How consumers choose to pay is only half the picture. Meeting diverse consumer preferences calls for flexible solutions when handling the disbursement of funds such as incentive payments and refunds, too. The popularity of receiving rewards virtually gained ground over the last year, and our UK study found that 40% of consumers prefer an instantly delivered, virtual prepaid card over direct deposit. In fact, we found that virtual cards are now among the top ten most popular payment methods, though many consumers were unfamiliar with this option just several years ago. Beyond minimizing in-person contact, digital disbursements offer speed, convenience, and the flexibility to spend funds via any channel. Customers who evolved to prefer digital payments during the pandemic will keep realizing these myriad benefits even when social distancing becomes less of a priority.

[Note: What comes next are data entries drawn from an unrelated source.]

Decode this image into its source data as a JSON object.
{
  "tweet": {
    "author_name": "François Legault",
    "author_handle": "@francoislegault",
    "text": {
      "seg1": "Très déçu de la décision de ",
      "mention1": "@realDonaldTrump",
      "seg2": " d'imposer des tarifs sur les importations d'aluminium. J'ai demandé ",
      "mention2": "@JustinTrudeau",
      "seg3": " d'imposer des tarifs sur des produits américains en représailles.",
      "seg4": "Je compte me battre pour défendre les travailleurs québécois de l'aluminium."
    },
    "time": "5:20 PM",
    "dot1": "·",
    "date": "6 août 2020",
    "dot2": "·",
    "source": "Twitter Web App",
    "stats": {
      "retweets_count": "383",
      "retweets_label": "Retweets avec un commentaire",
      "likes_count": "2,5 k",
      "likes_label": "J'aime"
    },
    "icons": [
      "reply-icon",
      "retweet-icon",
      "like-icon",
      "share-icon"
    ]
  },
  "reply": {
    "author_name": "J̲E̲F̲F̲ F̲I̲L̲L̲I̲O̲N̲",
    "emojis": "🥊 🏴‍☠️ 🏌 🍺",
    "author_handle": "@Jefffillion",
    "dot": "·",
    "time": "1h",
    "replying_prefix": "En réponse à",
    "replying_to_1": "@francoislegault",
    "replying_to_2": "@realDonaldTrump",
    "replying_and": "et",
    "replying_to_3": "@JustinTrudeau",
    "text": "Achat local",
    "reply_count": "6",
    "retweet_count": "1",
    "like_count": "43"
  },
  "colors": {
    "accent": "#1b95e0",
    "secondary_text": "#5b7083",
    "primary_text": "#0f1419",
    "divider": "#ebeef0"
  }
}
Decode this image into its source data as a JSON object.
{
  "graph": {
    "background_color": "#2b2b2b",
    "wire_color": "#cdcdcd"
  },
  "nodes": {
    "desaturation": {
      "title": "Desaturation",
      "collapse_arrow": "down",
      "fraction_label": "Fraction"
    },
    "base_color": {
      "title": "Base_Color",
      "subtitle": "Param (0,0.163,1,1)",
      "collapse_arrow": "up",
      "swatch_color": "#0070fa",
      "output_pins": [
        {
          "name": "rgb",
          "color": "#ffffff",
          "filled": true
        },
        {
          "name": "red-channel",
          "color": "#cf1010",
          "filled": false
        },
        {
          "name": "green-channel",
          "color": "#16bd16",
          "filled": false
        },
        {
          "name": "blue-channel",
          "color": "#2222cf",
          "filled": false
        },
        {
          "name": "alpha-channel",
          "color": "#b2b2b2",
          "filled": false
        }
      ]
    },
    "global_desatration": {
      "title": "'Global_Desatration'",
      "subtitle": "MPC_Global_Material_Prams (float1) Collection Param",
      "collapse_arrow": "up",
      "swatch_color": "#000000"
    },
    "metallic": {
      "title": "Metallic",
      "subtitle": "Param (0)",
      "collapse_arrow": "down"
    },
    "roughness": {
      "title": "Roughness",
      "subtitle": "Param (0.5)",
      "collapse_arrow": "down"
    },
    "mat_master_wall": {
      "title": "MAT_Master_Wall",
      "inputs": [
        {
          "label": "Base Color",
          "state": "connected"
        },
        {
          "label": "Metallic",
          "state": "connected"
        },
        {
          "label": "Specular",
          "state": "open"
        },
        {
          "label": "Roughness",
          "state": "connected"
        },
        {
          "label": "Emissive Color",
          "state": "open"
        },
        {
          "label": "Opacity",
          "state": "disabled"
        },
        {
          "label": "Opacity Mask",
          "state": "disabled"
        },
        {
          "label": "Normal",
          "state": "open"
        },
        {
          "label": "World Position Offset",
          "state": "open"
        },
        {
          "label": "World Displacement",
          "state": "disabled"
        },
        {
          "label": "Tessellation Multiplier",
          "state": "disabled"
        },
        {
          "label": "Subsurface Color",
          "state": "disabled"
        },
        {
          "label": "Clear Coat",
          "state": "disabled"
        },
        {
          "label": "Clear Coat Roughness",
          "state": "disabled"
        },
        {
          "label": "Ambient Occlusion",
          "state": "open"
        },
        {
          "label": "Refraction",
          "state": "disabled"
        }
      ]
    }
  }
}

And for businesses looking ahead to a post-pandemic reality, digital disbursements are a more cost-effective way to make payouts in a variety of use cases, offering innovative ways for brands to connect with consumers, push special offers, and learn about their customers through spend data. Having flexible payment options in place is critical to both re-engaging with customers on their terms and finding out exactly what those terms are by tracking consumer preferences.
I mentioned that our “new normal” is under construction, but that doesn’t mean I envision a time when the rebuilding stops—though I’m optimistic that we’ll soon begin to resume activities and regain confidence on multiple fronts. The need to keep innovating, adapting, and accommodating consumer preferences in flux is ongoing, and in order to thrive, organizations must always be at work on creating and supporting the next new normal—through digital payments and countless other means. Ultimately, it’s the drive to create commerce experiences that are even more adaptive and inclusive of diverse choices that will help the business community move forward and most importantly, do an even better job of serving their customers.